The Iraqi foreign minister said Tuesday that he believes his country has averted a civil war after five years of "tears and blood," and warned that a quick U.S. troop withdrawal would be disastrous. Hoshyar Zebari told The Associated Press that mistakes had been made by all sides but Iraq has reached a turning point.
"These past five years I think were full of hopes and promises but also of tears and blood ... and we've gone through a very, very difficult transformation," said Zebari. He noted that the Iraqis had established a government and gained freedoms that were absent under nearly three decades of Saddam Hussein's rule.
"At the same time divisions have deepened, unfortunately," he said during an interview. "But ... I think we averted a sectarian war. We passed the possibility of a civil war."
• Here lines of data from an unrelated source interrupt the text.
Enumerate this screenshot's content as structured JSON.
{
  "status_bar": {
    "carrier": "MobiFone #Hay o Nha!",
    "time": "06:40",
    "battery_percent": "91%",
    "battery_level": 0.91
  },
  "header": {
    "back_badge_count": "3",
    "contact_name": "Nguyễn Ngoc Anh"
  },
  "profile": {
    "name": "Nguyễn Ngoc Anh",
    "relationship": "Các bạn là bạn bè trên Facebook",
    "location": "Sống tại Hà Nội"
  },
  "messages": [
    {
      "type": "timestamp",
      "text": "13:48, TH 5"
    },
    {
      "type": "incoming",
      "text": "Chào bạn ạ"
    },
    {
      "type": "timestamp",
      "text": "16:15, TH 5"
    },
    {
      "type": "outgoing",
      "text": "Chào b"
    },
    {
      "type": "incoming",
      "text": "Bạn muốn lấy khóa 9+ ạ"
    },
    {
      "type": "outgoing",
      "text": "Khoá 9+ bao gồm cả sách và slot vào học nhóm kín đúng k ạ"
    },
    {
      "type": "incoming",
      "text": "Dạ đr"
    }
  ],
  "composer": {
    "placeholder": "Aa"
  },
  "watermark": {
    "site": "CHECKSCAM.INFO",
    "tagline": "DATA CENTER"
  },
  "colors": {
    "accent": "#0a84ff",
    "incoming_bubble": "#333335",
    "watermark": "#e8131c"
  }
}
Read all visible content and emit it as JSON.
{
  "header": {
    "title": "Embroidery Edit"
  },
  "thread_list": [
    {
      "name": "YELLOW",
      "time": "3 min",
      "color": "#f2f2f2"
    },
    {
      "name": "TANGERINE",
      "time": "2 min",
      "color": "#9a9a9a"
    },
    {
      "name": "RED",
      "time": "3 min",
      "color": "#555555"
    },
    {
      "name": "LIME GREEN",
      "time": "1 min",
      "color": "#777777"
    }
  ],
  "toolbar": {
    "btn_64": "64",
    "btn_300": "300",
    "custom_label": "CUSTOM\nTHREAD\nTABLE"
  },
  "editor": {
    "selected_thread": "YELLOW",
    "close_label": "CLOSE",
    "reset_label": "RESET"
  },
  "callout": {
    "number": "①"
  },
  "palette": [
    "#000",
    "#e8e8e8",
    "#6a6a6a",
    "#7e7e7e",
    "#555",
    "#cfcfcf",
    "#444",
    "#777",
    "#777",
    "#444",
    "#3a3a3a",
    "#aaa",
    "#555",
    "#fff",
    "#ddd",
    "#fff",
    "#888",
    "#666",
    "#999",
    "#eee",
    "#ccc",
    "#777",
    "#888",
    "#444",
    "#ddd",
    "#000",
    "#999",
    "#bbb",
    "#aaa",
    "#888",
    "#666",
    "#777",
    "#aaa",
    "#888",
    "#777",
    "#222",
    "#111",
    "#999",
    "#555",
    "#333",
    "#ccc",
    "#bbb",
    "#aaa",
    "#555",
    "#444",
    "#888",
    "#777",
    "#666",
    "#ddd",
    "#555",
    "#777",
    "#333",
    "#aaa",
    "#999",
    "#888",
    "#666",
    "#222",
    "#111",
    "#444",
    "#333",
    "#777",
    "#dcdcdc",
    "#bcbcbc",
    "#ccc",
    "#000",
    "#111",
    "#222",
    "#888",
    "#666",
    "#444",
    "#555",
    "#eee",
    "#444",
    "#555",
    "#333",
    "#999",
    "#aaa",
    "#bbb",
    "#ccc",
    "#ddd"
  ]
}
Zebari said it was premature to set a timeframe for the withdrawal of U.S. forces from Iraq, noting that negotiations on a long-term security agreement with the United States to replace a U.N. mandate had just begun. He voiced concern about growing weariness by the American public with the war, and promises by rival Democratic presidential hopefuls Hillary Rodham Clinton and Barack Obama to start withdrawing forces quickly if elected.
Meanwhile, Iraq's main Sunni bloc boycotted a conference Tuesday aimed at reconciling the nation's sectarian groups. Members of the Sunni Iraqi Accordance Front said they would not participate in the conference until Shiite lawmakers address their political demands. They say Prime Minister Nouri al-Maliki, a Shiite, has failed to free detainees not charged with specific crimes, has not disbanded Shiite militias and has not sufficiently included Sunni lawmakers in decision-making on security issues.
"How we can attend a reconciliation meeting?" said Saleem Abdullah, a spokesman for the Sunni front. "There are many points that are still not fulfilled."
Al-Maliki opened the reconciliation meeting. In his opening statement, al-Maliki said reconciliation was not intended to harm the interests of any group but was "a boat that saves us and takes us to safety." "From the first day, we said national reconciliation is not a political slogan, but a complete strategical vision to reconstruct Iraq," al-Maliki said.